A lo largo del tiempo Alberto Giordano ha ido construyendo una forma de leer que es tal vez una de las más singulares en el panorama de la crítica literaria argentina y latinoamericana. Esta consiste en ejercitar el pensamiento crítico haciendo uso no sólo de los objetos de la literatura que le resultan interesantes, sino también desde lo que éstos pueden ganar al ser sometidos a una preferencia, a cierta distinción, a la simple necesidad de desear una impronta de originalidad ante el consenso académico que se obstina en excluir la experiencia de lectura como principal herramienta del crítico.

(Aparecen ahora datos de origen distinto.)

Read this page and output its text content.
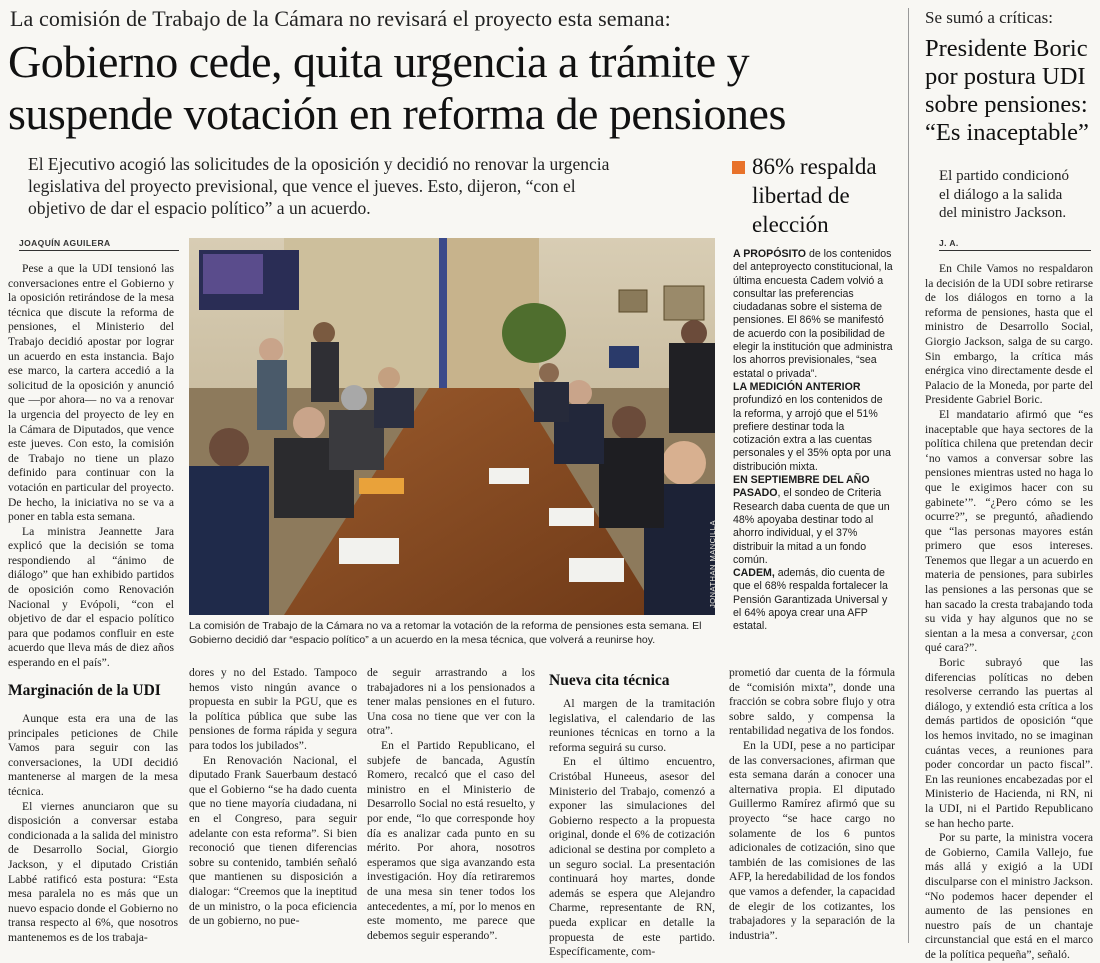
La comisión de Trabajo de la Cámara no revisará el proyecto esta semana:
Gobierno cede, quita urgencia a trámite y
suspende votación en reforma de pensiones

El Ejecutivo acogió las solicitudes de la oposición y decidió no renovar la urgencia

legislativa del proyecto previsional, que vence el jueves. Esto, dijeron, “con el

objetivo de dar el espacio político” a un acuerdo.

JOAQUÍN AGUILERA

Pese a que la UDI tensionó las conversaciones entre el Gobierno y la oposición retirándose de la mesa técnica que discute la reforma de pensiones, el Ministerio del Trabajo decidió apostar por lograr un acuerdo en esta instancia. Bajo ese marco, la cartera accedió a la solicitud de la oposición y anunció que —por ahora— no va a renovar la urgencia del proyecto de ley en la Cámara de Diputados, que vence este jueves. Con esto, la comisión de Trabajo no tiene un plazo definido para continuar con la votación en particular del proyecto. De hecho, la iniciativa no se va a poner en tabla esta semana.

La ministra Jeannette Jara explicó que la decisión se toma respondiendo al “ánimo de diálogo” que han exhibido partidos de oposición como Renovación Nacional y Evópoli, “con el objetivo de dar el espacio político para que podamos confluir en este acuerdo que lleva más de diez años esperando en el país”.

JONATHAN MANCILLA
La comisión de Trabajo de la Cámara no va a retomar la votación de la reforma de pensiones esta semana. El Gobierno decidió dar “espacio político” a un acuerdo en la mesa técnica, que volverá a reunirse hoy.
Marginación de la UDI

Aunque esta era una de las principales peticiones de Chile Vamos para seguir con las conversaciones, la UDI decidió mantenerse al margen de la mesa técnica.

El viernes anunciaron que su disposición a conversar estaba condicionada a la salida del ministro de Desarrollo Social, Giorgio Jackson, y el diputado Cristián Labbé ratificó esta postura: “Esta mesa paralela no es más que un nuevo espacio donde el Gobierno no transa respecto al 6%, que nosotros mantenemos es de los trabaja-

dores y no del Estado. Tampoco hemos visto ningún avance o propuesta en subir la PGU, que es la política pública que sube las pensiones de forma rápida y segura para todos los jubilados”.

En Renovación Nacional, el diputado Frank Sauerbaum destacó que el Gobierno “se ha dado cuenta que no tiene mayoría ciudadana, ni en el Congreso, para seguir adelante con esta reforma”. Si bien reconoció que tienen diferencias sobre su contenido, también señaló que mantienen su disposición a dialogar: “Creemos que la ineptitud de un ministro, o la poca eficiencia de un gobierno, no pue-

de seguir arrastrando a los trabajadores ni a los pensionados a tener malas pensiones en el futuro. Una cosa no tiene que ver con la otra”.

En el Partido Republicano, el subjefe de bancada, Agustín Romero, recalcó que el caso del ministro en el Ministerio de Desarrollo Social no está resuelto, y por ende, “lo que corresponde hoy día es analizar cada punto en su mérito. Por ahora, nosotros esperamos que siga avanzando esta investigación. Hoy día retiraremos de una mesa sin tener todos los antecedentes, a mí, por lo menos en este momento, me parece que debemos seguir esperando”.

Nueva cita técnica

Al margen de la tramitación legislativa, el calendario de las reuniones técnicas en torno a la reforma seguirá su curso.

En el último encuentro, Cristóbal Huneeus, asesor del Ministerio del Trabajo, comenzó a exponer las simulaciones del Gobierno respecto a la propuesta original, donde el 6% de cotización adicional se destina por completo a un seguro social. La presentación continuará hoy martes, donde además se espera que Alejandro Charme, representante de RN, pueda explicar en detalle la propuesta de este partido. Específicamente, com-

prometió dar cuenta de la fórmula de “comisión mixta”, donde una fracción se cobra sobre flujo y otra sobre saldo, y compensa la rentabilidad negativa de los fondos.

En la UDI, pese a no participar de las conversaciones, afirman que esta semana darán a conocer una alternativa propia. El diputado Guillermo Ramírez afirmó que su proyecto “se hace cargo no solamente de los 6 puntos adicionales de cotización, sino que también de las comisiones de las AFP, la heredabilidad de los fondos que vamos a defender, la capacidad de elegir de los cotizantes, los trabajadores y la separación de la industria”.

86% respalda
libertad de
elección

A PROPÓSITO de los contenidos del anteproyecto constitucional, la última encuesta Cadem volvió a consultar las preferencias ciudadanas sobre el sistema de pensiones. El 86% se manifestó de acuerdo con la posibilidad de elegir la institución que administra los ahorros previsionales, “sea estatal o privada”.

LA MEDICIÓN ANTERIOR profundizó en los contenidos de la reforma, y arrojó que el 51% prefiere destinar toda la cotización extra a las cuentas personales y el 35% opta por una distribución mixta.

EN SEPTIEMBRE DEL AÑO PASADO, el sondeo de Criteria Research daba cuenta de que un 48% apoyaba destinar todo al ahorro individual, y el 37% distribuir la mitad a un fondo común.

CADEM, además, dio cuenta de que el 68% respalda fortalecer la Pensión Garantizada Universal y el 64% apoya crear una AFP estatal.

Se sumó a críticas:
Presidente Boric
por postura UDI
sobre pensiones:
“Es inaceptable”

El partido condicionó

el diálogo a la salida

del ministro Jackson.

J. A.

En Chile Vamos no respaldaron la decisión de la UDI sobre retirarse de los diálogos en torno a la reforma de pensiones, hasta que el ministro de Desarrollo Social, Giorgio Jackson, salga de su cargo. Sin embargo, la crítica más enérgica vino directamente desde el Palacio de la Moneda, por parte del Presidente Gabriel Boric.

El mandatario afirmó que “es inaceptable que haya sectores de la política chilena que pretendan decir ‘no vamos a conversar sobre las pensiones mientras usted no haga lo que le exigimos hacer con su gabinete’”. “¿Pero cómo se les ocurre?”, se preguntó, añadiendo que “las personas mayores están primero que esos intereses. Tenemos que llegar a un acuerdo en materia de pensiones, para subirles las pensiones a las personas que se han sacado la cresta trabajando toda su vida y hay algunos que no se sientan a la mesa a conversar, ¿con qué cara?”.

Boric subrayó que las diferencias políticas no deben resolverse cerrando las puertas al diálogo, y extendió esta crítica a los demás partidos de oposición “que los hemos invitado, no se imaginan cuántas veces, a reuniones para poder concordar un pacto fiscal”. En las reuniones encabezadas por el Ministerio de Hacienda, ni RN, ni la UDI, ni el Partido Republicano se han hecho parte.

Por su parte, la ministra vocera de Gobierno, Camila Vallejo, fue más allá y exigió a la UDI disculparse con el ministro Jackson. “No podemos hacer depender el aumento de las pensiones en nuestro país de un chantaje circunstancial que está en el marco de la política pequeña”, señaló.
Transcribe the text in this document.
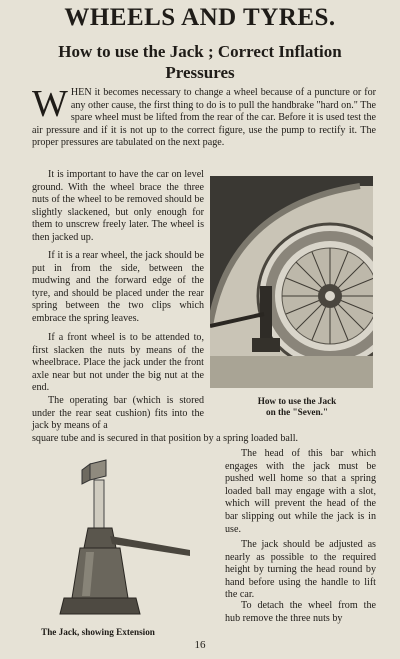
WHEELS AND TYRES.
How to use the Jack ; Correct Inflation
Pressures
WHEN it becomes necessary to change a wheel because of a puncture or for any other cause, the first thing to do is to pull the handbrake "hard on." The spare wheel must be lifted from the rear of the car. Before it is used test the air pressure and if it is not up to the correct figure, use the pump to rectify it. The proper pressures are tabulated on the next page.
It is important to have the car on level ground. With the wheel brace the three nuts of the wheel to be removed should be slightly slackened, but only enough for them to unscrew freely later. The wheel is then jacked up.
If it is a rear wheel, the jack should be put in from the side, between the mudwing and the forward edge of the tyre, and should be placed under the rear spring between the two clips which embrace the spring leaves.
If a front wheel is to be attended to, first slacken the nuts by means of the wheelbrace. Place the jack under the front axle near but not under the big nut at the end.
The operating bar (which is stored under the rear seat cushion) fits into the jack by means of a
square tube and is secured in that position by a spring loaded ball.
How to use the Jack
on the "Seven."
The Jack, showing Extension
The head of this bar which engages with the jack must be pushed well home so that a spring loaded ball may engage with a slot, which will prevent the head of the bar slipping out while the jack is in use.
The jack should be adjusted as nearly as possible to the required height by turning the head round by hand before using the handle to lift the car.
To detach the wheel from the hub remove the three nuts by
16
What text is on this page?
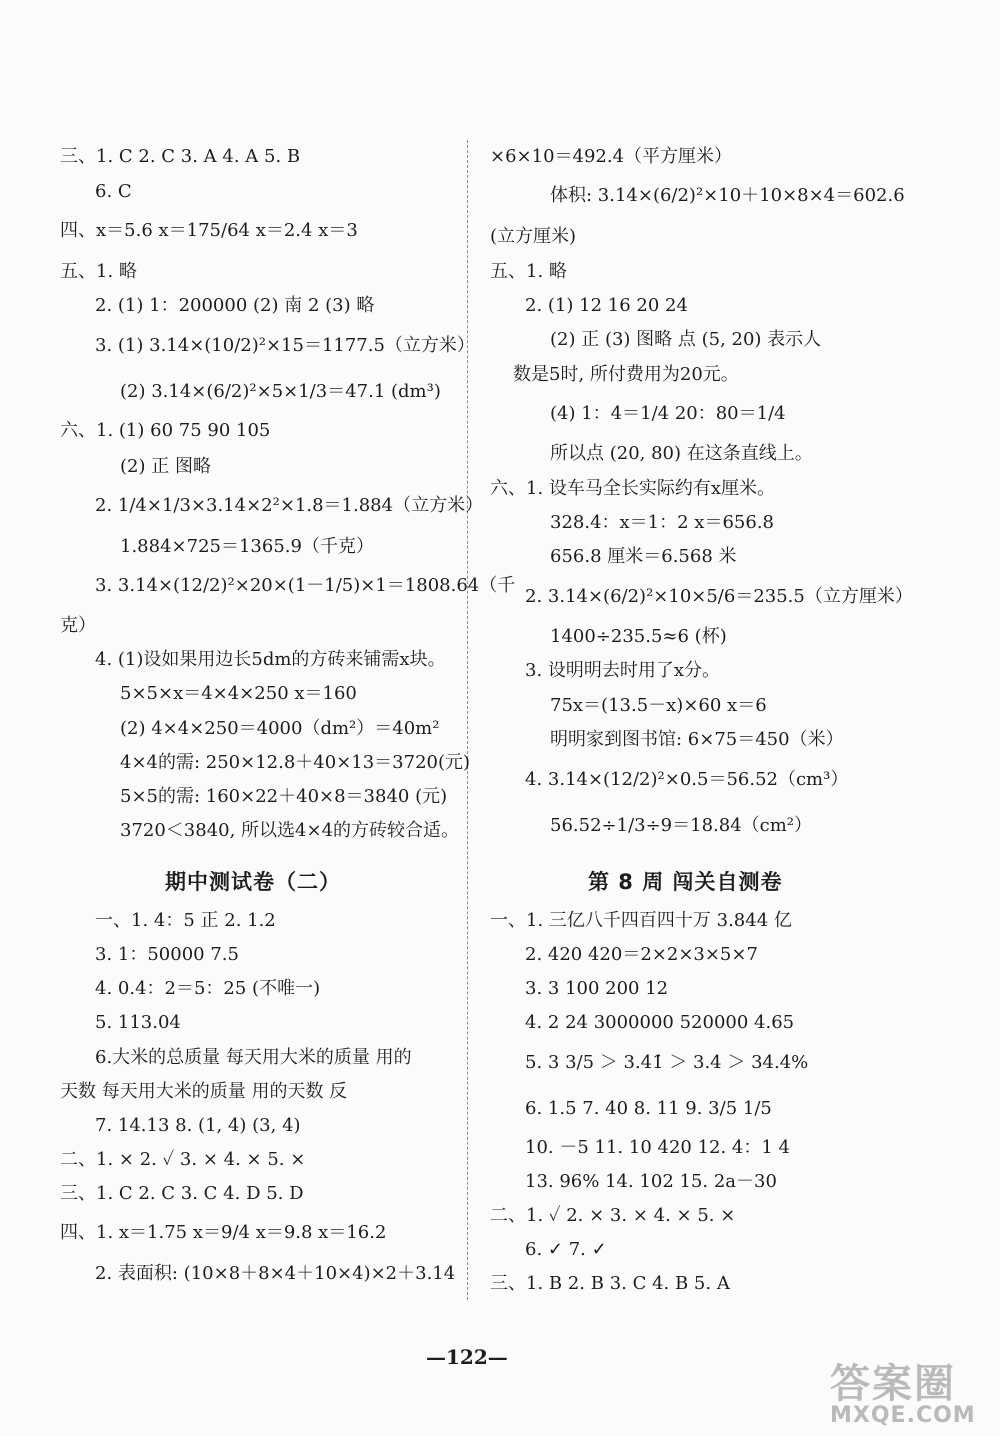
期中测试卷（二）	第 8 周 闯关自测卷
三、1. C 2. C 3. A 4. A 5. B
6. C
四、x＝5.6 x＝175/64 x＝2.4 x＝3
五、1. 略
2. (1) 1：200000 (2) 南 2 (3) 略
3. (1) 3.14×(10/2)²×15＝1177.5（立方米）
(2) 3.14×(6/2)²×5×1/3＝47.1 (dm³)
六、1. (1) 60 75 90 105
(2) 正 图略
2. 1/4×1/3×3.14×2²×1.8＝1.884（立方米）
1.884×725＝1365.9（千克）
3. 3.14×(12/2)²×20×(1－1/5)×1＝1808.64（千
克）
4. (1)设如果用边长5dm的方砖来铺需x块。
5×5×x＝4×4×250 x＝160
(2) 4×4×250＝4000（dm²）＝40m²
4×4的需: 250×12.8＋40×13＝3720(元)
5×5的需: 160×22＋40×8＝3840 (元)
3720＜3840, 所以选4×4的方砖较合适。
一、1. 4：5 正 2. 1.2
3. 1：50000 7.5
4. 0.4：2＝5：25 (不唯一)
5. 113.04
6.大米的总质量 每天用大米的质量 用的
天数 每天用大米的质量 用的天数 反
7. 14.13 8. (1, 4) (3, 4)
二、1. × 2. ✓ 3. × 4. × 5. ×
三、1. C 2. C 3. C 4. D 5. D
四、1. x＝1.75 x＝9/4 x＝9.8 x＝16.2
2. 表面积: (10×8＋8×4＋10×4)×2＋3.14
×6×10＝492.4（平方厘米）
体积: 3.14×(6/2)²×10＋10×8×4＝602.6
(立方厘米)
五、1. 略
2. (1) 12 16 20 24
(2) 正 (3) 图略 点 (5, 20) 表示人
数是5时, 所付费用为20元。
(4) 1：4＝1/4 20：80＝1/4
所以点 (20, 80) 在这条直线上。
六、1. 设车马全长实际约有x厘米。
328.4：x＝1：2 x＝656.8
656.8 厘米＝6.568 米
2. 3.14×(6/2)²×10×5/6＝235.5（立方厘米）
1400÷235.5≈6 (杯)
3. 设明明去时用了x分。
75x＝(13.5－x)×60 x＝6
明明家到图书馆: 6×75＝450（米）
4. 3.14×(12/2)²×0.5＝56.52（cm³）
56.52÷1/3÷9＝18.84（cm²）
一、1. 三亿八千四百四十万 3.844 亿
2. 420 420＝2×2×3×5×7
3. 3 100 200 12
4. 2 24 3000000 520000 4.65
5. 3 3/5 ＞ 3.41̇ ＞ 3.4 ＞ 34.4%
6. 1.5 7. 40 8. 11 9. 3/5 1/5
10. －5 11. 10 420 12. 4：1 4
13. 96% 14. 102 15. 2a－30
二、1. ✓ 2. × 3. × 4. × 5. ×
6. ✓ 7. ✓
三、1. B 2. B 3. C 4. B 5. A
—122—
答案圈
MXQE.COM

En los inicios de los años 90’, lo que a simple vista parecía una reunión de nombres opuestos, en realidad escondía una secreta afinidad que la perspicacia de lector –ejercitada por Giordano en una revista señera como Paradoxa– ya detectaba. Por ese tiempo Borges y Masotta son el origen de una forma que se traduce en los modos en que el ensayo propone sus verdades relativas, sus saberes fundados en lo intempestivo como elogio del escepticismo. Pero también, esos modos son una forma de no reducir el objeto de estudio. Lo que interesa entonces al crítico es aquello que la literatura puede como tal, es decir lo que la literatura puede representar, negar y postular como realidad, ya que en ello está lo que aún la hace existir de un modo inesencial –siguiendo las lecturas que Giordano hace de Blanchot y Barthes a mediados de los años 90. Pero también, en esa singular manera de interpretar y desplegar una inquietud –al fin y al cabo la crítica es eso, inquietudes de un lector– Giordano ha sabido poner en discusión temas que parecían lejanos al interés de las investigaciones académicas que a mediados del año 2000 se sostenían sobre una legitimación metódica antes que sobre una innovación cultural. Sus últimas reflexiones sobre la subjetividad, la experiencia de lo íntimo y la obsesión de una figuración constante por parte de quien escribe en el indiscernible terreno de lo autobiográfico, le han permitido acuñar una fórmula de lectura que sitúa en el medio de la discusión un término marcado: el yo, eje central del giro autobiográfico que ha signado la literatura de estos últimos años. Tal vez ese yo, negado, inexistente, arbitrario pero dueño de las afecciones que impulsan el deseo de escribir, ha ganado tanto terreno que para Giordano se ha vuelto una práctica, y este año, se verá editado bajo el título El tiempo de la convalecencia. Fragmentos de un diario en Facebook.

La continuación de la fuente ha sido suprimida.